Hukuki dayanaklarının güçlü olduğunu belirten Berktaş, “Elimizde yargıya ve mahkeme kararı var. Orada ‘İlk gün burada sözleşme imzalayan bir personel buranın daimi elemanıdır’ yazıyor. Bizde böyleyiz. Bizi taşeron firmayla karşı karşıya getirmenin bir mantığı yok” şeklinde konuşan Berktaş sendikaları Dev Sağlık İş ile birlikte açtıkları davanın kendi lehlerine sonuçlanacağına inanıyor.

‘Arkadaşlarımızı bize müdahale için yolladılar’

Berktaş, çadır kuracakları gün başhekimlikten uyarı geldiğini ifade etti. “Bunu da hastane güvenliğindeki arkadaşlarımızı gönderip yaptılar” diyerek üzüntüsünü dile getiren Berktaş, sözlerini şu şekilde devam etti: “ Onlar bizim arkadaşlarımız çok üzüldüler. İstemeye istemeye geldiler “Arkadaşlar biz böyle bir şey istemiyoruz, sizin elinizden yemek yedik su içtik.

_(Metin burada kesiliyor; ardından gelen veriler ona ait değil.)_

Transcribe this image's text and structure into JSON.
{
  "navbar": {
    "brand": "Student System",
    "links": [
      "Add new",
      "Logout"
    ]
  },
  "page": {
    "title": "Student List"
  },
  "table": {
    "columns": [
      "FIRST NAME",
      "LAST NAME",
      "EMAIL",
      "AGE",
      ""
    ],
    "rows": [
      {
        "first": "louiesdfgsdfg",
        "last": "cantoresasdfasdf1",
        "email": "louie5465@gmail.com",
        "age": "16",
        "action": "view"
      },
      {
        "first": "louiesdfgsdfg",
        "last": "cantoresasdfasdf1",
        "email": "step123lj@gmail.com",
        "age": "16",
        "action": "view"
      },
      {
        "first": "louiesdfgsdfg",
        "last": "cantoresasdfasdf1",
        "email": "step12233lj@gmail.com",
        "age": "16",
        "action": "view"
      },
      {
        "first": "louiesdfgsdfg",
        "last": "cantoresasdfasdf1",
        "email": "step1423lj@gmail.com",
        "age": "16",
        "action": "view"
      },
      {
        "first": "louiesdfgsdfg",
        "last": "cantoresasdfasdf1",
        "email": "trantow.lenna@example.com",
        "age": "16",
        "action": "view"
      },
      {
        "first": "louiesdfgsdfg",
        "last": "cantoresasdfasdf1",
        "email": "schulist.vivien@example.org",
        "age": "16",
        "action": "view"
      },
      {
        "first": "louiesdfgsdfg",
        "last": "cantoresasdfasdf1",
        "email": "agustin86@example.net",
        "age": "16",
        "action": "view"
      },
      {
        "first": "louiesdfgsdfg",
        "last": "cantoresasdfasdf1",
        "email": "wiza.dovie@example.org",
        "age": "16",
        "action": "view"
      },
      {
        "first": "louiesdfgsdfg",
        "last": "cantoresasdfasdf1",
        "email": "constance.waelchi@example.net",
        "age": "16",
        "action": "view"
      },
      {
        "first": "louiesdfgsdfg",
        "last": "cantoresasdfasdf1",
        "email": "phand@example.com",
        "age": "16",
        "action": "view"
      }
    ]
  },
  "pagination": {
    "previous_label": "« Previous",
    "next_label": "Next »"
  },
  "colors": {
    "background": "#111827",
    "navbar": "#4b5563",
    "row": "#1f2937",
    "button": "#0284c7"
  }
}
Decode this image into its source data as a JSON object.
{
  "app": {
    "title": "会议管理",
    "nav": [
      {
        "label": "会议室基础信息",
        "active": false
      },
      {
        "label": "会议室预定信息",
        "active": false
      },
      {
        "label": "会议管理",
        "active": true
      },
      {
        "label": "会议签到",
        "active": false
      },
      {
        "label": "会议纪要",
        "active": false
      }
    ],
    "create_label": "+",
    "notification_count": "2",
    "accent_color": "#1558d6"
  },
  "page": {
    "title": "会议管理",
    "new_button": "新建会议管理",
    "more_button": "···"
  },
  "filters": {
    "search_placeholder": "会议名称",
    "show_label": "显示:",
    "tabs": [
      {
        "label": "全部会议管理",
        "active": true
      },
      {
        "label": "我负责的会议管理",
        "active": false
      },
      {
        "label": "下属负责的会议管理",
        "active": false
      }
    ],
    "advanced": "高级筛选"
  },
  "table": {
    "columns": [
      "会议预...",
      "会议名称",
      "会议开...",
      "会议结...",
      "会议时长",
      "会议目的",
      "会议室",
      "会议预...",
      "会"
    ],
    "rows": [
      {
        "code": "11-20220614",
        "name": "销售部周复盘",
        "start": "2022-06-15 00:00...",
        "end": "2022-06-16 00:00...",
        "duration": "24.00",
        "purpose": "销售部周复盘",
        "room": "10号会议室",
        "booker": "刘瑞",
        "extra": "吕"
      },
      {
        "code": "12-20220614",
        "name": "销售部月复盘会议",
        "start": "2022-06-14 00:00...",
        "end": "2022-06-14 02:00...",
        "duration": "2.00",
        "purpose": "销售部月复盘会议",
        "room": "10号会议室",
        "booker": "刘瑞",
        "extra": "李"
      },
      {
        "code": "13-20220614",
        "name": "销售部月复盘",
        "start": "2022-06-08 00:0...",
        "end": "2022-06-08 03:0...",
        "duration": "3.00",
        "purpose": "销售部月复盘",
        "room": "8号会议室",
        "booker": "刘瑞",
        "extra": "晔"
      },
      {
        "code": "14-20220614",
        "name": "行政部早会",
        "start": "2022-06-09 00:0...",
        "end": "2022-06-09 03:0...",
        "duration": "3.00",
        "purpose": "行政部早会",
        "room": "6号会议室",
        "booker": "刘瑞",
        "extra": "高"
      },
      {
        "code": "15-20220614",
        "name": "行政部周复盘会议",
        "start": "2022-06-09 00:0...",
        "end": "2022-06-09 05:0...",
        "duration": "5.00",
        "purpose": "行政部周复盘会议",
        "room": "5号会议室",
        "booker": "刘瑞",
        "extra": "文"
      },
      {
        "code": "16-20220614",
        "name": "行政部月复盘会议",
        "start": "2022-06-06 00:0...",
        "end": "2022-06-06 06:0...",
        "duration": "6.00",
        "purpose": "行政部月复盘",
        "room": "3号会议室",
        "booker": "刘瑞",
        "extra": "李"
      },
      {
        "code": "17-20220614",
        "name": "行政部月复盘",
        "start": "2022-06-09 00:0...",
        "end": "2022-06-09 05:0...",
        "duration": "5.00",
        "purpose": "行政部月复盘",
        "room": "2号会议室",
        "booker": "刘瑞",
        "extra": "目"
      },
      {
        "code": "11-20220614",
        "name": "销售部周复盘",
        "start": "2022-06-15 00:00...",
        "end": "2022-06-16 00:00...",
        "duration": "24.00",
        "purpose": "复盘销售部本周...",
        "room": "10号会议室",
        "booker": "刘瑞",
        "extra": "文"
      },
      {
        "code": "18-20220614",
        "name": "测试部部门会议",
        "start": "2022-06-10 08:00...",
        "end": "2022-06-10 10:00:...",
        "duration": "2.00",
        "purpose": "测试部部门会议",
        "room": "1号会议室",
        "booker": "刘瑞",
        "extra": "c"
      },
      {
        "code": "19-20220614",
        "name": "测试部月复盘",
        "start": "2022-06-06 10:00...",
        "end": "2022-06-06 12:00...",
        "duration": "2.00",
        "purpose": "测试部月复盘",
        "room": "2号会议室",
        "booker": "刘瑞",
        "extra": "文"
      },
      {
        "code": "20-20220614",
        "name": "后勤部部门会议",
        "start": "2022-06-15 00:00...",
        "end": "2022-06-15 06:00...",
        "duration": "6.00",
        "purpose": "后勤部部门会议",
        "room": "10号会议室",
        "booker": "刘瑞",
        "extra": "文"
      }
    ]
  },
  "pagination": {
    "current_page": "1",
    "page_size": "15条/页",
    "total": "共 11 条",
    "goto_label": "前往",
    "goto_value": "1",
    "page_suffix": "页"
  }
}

Ne olur Bizi karşı karşıya getirmeyin. Çadırı kurmayın” dediler. Biz de “hayır kuracağız çadırı bu bizim onurumuz sizin utancınız olsun” dedik.

İşçi direnişi korkusu hiçbir şeye benzemiyor

“On kişi için TOMA, polis, çevik kuvvet ve güvenliği Cerrahpaşa’ya yığdıklarını söyleyen Berktaş, sonra sendikamızla birlikte kararlı duruşumuz sonucu başhekimlik “Ellemeyin kursunlar” dedi. Biz umutluyuz. Kazanacağımızdan eminiz, gitmeyeceğiz. Buradayız. Kazanacağız, herkes yaptığından utanacak. Son süreçte (yolsuzluk operasyonu)

her şey ortada. Zaten bu kadar sıkıntı varken şu dönem onlar için kötü bizim için iyi bir dönem. Koskoca Üniversitenin adı batıyor böyle durumlarda. 10 tane elemanıyla üniversite şuan medyada. Yılmayacağz, mücadeleyle başarıyla çıkacağız.”